The words are pacifying, but there’s something she’s not saying. “I’m sensing a but in there, DeLuca.”
She smiles tiredly at him, “But...I think it’s clear that we do actually have to talk about Alex. Obviously it’s on both our minds and ignoring it isn’t gonna cut it anymore.”
He knows she’s right, knows he was annoyed not five minutes ago that they hadn’t had this conversation yet, but suddenly he’s terrified. He can’t help the sinking suspicion that having that conversation will result in the end of this. Not just their burgeoning relationship, but a friendship too, and he’s so tired of losing people. He looks at her pleadingly. “I’m sorry too, I shouldn’t have snapped at you. And yeah, we probably should talk, but does it have to be tonight?”

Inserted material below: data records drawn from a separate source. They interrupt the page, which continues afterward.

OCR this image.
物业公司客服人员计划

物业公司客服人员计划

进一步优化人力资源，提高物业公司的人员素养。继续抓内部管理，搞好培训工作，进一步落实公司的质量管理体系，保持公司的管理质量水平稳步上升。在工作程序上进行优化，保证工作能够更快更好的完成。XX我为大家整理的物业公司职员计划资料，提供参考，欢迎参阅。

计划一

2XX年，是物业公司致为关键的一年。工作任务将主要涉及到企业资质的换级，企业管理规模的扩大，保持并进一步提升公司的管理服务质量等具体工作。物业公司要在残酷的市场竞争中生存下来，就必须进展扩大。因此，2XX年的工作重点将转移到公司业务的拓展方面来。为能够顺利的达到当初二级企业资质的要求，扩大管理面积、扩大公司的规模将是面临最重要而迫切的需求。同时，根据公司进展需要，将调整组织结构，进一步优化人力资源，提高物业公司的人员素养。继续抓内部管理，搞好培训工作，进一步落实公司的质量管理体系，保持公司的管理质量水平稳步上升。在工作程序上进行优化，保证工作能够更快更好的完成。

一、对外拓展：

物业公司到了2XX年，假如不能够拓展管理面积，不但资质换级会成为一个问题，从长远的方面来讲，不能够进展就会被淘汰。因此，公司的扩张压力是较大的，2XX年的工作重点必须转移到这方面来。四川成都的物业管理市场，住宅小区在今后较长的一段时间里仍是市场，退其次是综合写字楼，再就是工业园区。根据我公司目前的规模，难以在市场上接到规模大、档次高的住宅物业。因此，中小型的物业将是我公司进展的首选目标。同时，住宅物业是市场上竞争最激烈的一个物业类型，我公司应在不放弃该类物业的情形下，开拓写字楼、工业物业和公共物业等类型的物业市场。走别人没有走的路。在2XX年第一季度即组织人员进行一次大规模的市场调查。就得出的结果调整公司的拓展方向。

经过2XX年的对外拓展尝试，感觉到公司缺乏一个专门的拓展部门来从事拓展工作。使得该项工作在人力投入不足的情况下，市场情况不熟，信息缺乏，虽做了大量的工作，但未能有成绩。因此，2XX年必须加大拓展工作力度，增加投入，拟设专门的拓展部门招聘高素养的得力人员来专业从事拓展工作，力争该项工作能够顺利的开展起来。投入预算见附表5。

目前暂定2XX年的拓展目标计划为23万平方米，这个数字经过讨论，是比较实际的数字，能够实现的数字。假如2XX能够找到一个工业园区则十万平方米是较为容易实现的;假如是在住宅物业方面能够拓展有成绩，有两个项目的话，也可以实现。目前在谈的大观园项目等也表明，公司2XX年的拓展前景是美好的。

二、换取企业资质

She smiles softly at him, in the way that always makes his heart stutter in his chest, and takes pity on him. “No, it doesn’t have to be tonight.”
She wraps an arm around him, tugs his head onto her shoulder and presses a kiss into his hair. He closes his eyes, enjoying her closeness and wills himself to stay in the present, in this moment, with her. Tries to make himself believe that this thing they’re doing can work, make himself believe that this doesn’t feel like goodbye. It almost works.